In 1946, the family moved to the town of Lubawka. Before 1945, Lubawka had been known as Liebau, Germany. As part of the redrawing of Poland’s postwar borders, Liebau became Lubawka, Poland. The border changes were also accompanied by significant population transfers. The family changed their last name from Silbiger to Sadowski. They were the only Jewish family in town and therefore unable to attend religious services. In 1946, the family moved to Wałbrzych, Poland in the Lower Silesia region. On April 22, 1949, Ania’s brother Martin Sadowski was born.
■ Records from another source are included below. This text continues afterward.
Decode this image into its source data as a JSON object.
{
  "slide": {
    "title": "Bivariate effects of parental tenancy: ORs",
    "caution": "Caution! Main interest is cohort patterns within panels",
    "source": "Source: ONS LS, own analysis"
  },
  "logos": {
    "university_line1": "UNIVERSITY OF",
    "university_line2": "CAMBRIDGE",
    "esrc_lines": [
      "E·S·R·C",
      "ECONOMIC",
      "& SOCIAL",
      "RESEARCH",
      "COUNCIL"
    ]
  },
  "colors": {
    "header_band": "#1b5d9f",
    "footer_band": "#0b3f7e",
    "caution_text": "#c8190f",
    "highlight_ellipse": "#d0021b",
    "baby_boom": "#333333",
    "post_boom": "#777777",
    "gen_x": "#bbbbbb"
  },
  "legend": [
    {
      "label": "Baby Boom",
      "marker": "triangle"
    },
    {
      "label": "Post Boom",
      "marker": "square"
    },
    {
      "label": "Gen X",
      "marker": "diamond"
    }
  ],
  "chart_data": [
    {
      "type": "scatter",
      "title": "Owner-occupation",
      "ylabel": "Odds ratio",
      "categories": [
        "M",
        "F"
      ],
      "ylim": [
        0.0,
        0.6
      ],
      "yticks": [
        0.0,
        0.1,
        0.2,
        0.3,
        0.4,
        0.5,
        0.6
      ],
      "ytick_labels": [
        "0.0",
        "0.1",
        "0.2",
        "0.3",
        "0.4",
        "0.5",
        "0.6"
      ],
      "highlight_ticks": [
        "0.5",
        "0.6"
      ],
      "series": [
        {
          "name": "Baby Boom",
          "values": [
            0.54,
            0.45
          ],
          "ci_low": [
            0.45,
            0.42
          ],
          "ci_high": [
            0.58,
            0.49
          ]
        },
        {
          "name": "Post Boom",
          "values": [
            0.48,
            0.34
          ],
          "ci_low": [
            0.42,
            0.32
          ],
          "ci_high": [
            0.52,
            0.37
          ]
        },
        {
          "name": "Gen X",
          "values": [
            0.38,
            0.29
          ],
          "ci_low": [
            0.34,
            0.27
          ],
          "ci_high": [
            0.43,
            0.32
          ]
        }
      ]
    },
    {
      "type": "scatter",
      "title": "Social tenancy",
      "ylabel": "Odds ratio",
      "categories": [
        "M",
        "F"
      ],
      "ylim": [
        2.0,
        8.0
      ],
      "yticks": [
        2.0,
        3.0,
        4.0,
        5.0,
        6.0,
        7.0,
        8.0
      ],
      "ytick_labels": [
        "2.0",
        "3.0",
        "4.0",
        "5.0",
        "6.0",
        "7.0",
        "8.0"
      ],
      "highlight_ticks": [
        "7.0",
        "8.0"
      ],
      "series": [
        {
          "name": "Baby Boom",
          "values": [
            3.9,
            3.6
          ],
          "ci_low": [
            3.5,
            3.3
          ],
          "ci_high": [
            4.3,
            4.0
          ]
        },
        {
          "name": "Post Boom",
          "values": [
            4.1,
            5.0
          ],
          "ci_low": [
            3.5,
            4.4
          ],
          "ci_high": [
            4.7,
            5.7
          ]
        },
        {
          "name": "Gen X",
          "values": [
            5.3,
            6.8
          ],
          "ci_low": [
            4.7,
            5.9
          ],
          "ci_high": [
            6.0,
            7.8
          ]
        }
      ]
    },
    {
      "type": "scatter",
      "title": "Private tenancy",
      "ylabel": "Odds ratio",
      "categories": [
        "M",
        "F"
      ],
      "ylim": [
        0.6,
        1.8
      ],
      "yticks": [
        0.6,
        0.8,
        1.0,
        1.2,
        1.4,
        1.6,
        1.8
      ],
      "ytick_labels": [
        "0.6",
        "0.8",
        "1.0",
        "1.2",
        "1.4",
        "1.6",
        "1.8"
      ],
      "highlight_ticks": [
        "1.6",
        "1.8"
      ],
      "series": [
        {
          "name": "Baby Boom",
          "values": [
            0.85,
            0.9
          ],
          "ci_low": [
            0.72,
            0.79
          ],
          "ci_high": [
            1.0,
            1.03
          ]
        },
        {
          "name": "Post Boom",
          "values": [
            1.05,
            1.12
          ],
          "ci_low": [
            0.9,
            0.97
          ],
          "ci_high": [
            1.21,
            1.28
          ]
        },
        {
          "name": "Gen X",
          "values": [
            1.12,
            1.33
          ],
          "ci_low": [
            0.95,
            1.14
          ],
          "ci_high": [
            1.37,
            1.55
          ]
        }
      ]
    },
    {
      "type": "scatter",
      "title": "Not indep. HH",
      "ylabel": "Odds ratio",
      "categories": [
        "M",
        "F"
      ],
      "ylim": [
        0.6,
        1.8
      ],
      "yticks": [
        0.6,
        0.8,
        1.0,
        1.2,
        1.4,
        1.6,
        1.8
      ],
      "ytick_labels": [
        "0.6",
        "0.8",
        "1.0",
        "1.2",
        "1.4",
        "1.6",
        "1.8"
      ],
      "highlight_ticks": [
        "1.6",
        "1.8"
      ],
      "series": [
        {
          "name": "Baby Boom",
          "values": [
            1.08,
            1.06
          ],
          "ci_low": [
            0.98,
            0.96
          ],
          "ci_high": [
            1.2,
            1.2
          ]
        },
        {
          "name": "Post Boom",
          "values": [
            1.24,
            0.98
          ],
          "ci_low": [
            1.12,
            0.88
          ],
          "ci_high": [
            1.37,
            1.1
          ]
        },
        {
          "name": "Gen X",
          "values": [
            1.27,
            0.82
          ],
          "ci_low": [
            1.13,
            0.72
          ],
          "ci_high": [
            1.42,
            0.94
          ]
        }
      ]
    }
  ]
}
Ania met fellow survivor Marcel Drimer and they dated for six months before Marcel immigrated to the United States in 1961. Ania studied at the Medical Academy, School of Pharmacy in Wrocław, Poland. Ania and Marcel wrote letters to one another for two years and in 1962, Ania visited him in the US and they married.

Ania’s paternal uncle, Feliks Silbiger, survived the Holocaust in the Soviet Union. The rest of Ania’s extended family was killed. Ernestine’s only sibling, a sister, Leah Berglas, was deported from Bochnia to the Belzec killing center where she was murdered. Abraham Berglas, Ernestine’s father died in a Soviet forced labor camp. Ernestine’s grandmother, Scheindel Lowenstein, and uncle were murdered in the forest near Bochnia. Ernestine’s other aunts and uncles were forced to live in a ghetto and, in 1942, either were killed in mass shooting operations or deported to the Belzec killing center. 

In 1967, Adam and Ernestine immigrated to the United States. In the United States, Ania pursued further pharmaceutical education and was a practicing pharmacist. Ania and Marcel have one child. Both Ania and Marcel are volunteers at the United States Holocaust Memorial Museum.